Albert Raes

magistraat uit België

Albert Raes (Brugge, 21 februari 1932) is een gewezen Belgische magistraat en administrateur-directeur-generaal van het Belgische Bestuur van de Veiligheid van de Staat en Dienst Vreemdelingenzaken.

Levensloop bewerken

Raes is de zoon van Firmin Raes, kaderlid bij 'La Brugeoise', medestichter van het Comité voor Initiatief Brugge en stichter-eredeken van de heropgerichte Rederijkerskamer der Weerde Drie Santinnen. Hij is getrouwd en heeft twee dochters.

Na zijn middelbare school aan het Sint-Lodewijkscollege (retorica 1951) studeerde hij aan de Katholieke Universiteit Leuven en promoveerde er tot doctor in de rechten. Zijn periode in Leuven viel samen met de schoolstrijd; Raes was actief in de studentenbetogingen.

In 1955 organiseerde hij een groots opgevat congres in Brugge van de Nouvelles Équipes Internationales (de vereniging van de christendemocratische partijen in Europa en de voorganger van de Europese Volkspartij) en van de Internationale Unie van Jonge Christen Democraten. Hij volbracht zijn legerdienst bij het Eerste Regiment Jagers te Paard en werd reserveofficier. Terug in Brugge werd hij aangesteld als gerechtelijk stagiair bij het parket.

Hij vervolgde met detacheringen op ministeriële kabinetten. Hij oefende functies uit als kabinetssecretaris, -adviseur of juridisch raadgever bij de ministers Albert De Gryse (PTT), Arthur Gilson (Binnenlandse Zaken), André Dequae (Financiën), Pierre Wigny (Justitie) en Paul-Willem Segers (Defensie). Ondertussen werd hij in 1961 vast benoemd in de magistratuur als substituut van de procureur des Konings in Kortrijk en in Brugge.

Belgische Staatsveiligheid bewerken

In 1969 werd hij adjunct administrateur-generaal van de Belgische Openbare Veiligheid, bij Ludovic Caeymaex, die hij in 1977 opvolgde. Hij oefende de functie uit tot in 1990. Hij werd in de uitoefening hiervan gesteund door de opeenvolgende ministers van Justitie, meer bepaald door Alfons Vranckx (die hem benoemde), Herman Vanderpoorten, Renaat Van Elslande, Philippe Moureaux en vooral Jean Gol.

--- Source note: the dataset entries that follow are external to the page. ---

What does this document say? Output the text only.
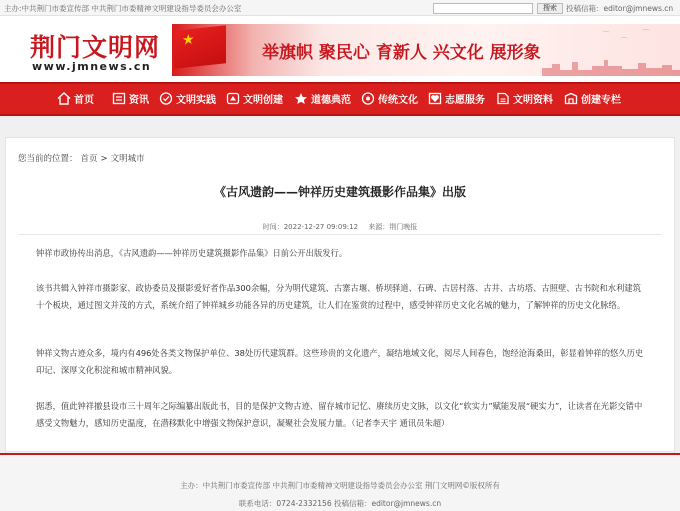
主办:中共荆门市委宣传部 中共荆门市委精神文明建设指导委员会办公室	搜索	投稿信箱：editor@jmnews.cn
荆门文明网
www.jmnews.cn
★
举旗帜 聚民心 育新人 兴文化 展形象
⌒
⌒
⌒
首页	资讯	文明实践	文明创建	道德典范	传统文化	志愿服务	文明资料	创建专栏
您当前的位置： 首页 > 文明城市
《古风遗韵——钟祥历史建筑摄影作品集》出版
时间：2022-12-27 09:09:12 来源：荆门晚报

钟祥市政协传出消息，《古风遗韵——钟祥历史建筑摄影作品集》日前公开出版发行。

该书共辑入钟祥市摄影家、政协委员及摄影爱好者作品300余幅，分为明代建筑、古寨古堰、桥坝驿道、石碑、古居村落、古井、古坊塔、古照壁、古书院和水利建筑十个板块，通过图文并茂的方式，系统介绍了钟祥城乡功能各异的历史建筑，让人们在鉴赏的过程中，感受钟祥历史文化名城的魅力，了解钟祥的历史文化脉络。

钟祥文物古迹众多，境内有496处各类文物保护单位、38处历代建筑群。这些珍贵的文化遗产，凝结地域文化，阅尽人间春色，饱经沧海桑田，彰显着钟祥的悠久历史印记、深厚文化积淀和城市精神风貌。

据悉，值此钟祥撤县设市三十周年之际编纂出版此书，目的是保护文物古迹、留存城市记忆、赓续历史文脉，以文化“软实力”赋能发展“硬实力”，让读者在光影交错中感受文物魅力，感知历史温度，在潜移默化中增强文物保护意识，凝聚社会发展力量。（记者李天宇 通讯员朱超）

主办：中共荆门市委宣传部 中共荆门市委精神文明建设指导委员会办公室 荆门文明网©版权所有
联系电话：0724-2332156 投稿信箱：editor@jmnews.cn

In 1968 was hij medeoprichter van de Club van Bern. Het betrof de periodieke confidentiële bijeenkomsten van de hoofden van een twaalftal Europese inlichtingendiensten, met inbegrip van de Zwitserse. Aldaar werden op strikt vertrouwelijke wijze meer gevoelige dossiers geëvalueerd. Raes was van 1977 tot 1990 onafgebroken de 'deken' van deze club.

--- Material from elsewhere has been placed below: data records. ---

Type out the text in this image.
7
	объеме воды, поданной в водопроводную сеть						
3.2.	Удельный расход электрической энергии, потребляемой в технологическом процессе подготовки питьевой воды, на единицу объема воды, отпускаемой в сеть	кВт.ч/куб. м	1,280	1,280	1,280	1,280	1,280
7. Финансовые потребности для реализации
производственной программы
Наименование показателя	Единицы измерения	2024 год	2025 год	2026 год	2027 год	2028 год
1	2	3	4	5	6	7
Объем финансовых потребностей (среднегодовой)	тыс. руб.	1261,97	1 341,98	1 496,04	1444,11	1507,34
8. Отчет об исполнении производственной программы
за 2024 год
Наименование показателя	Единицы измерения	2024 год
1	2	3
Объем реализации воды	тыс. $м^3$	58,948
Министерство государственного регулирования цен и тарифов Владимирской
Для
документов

In de jaren tachtig organiseerde hij, samen met zijn Nederlandse homoloog, nauwere samenwerking met de inlichtingsdiensten van de Scandinavische landen, met voor het eerst ook nauwe banden met de Finse diensten. Hij liet de vertegenwoordigers van deze diensten aansluiten bij de 'Club van Bern'. Hij introduceerde ook zijn Finse ambtsgenoot bij bevriende diensten in het Middellandse Zeegebied. Vanaf de jaren tachtig kwam aldus een liaison tot stand tussen de Finse en de Turkse inlichtingendiensten.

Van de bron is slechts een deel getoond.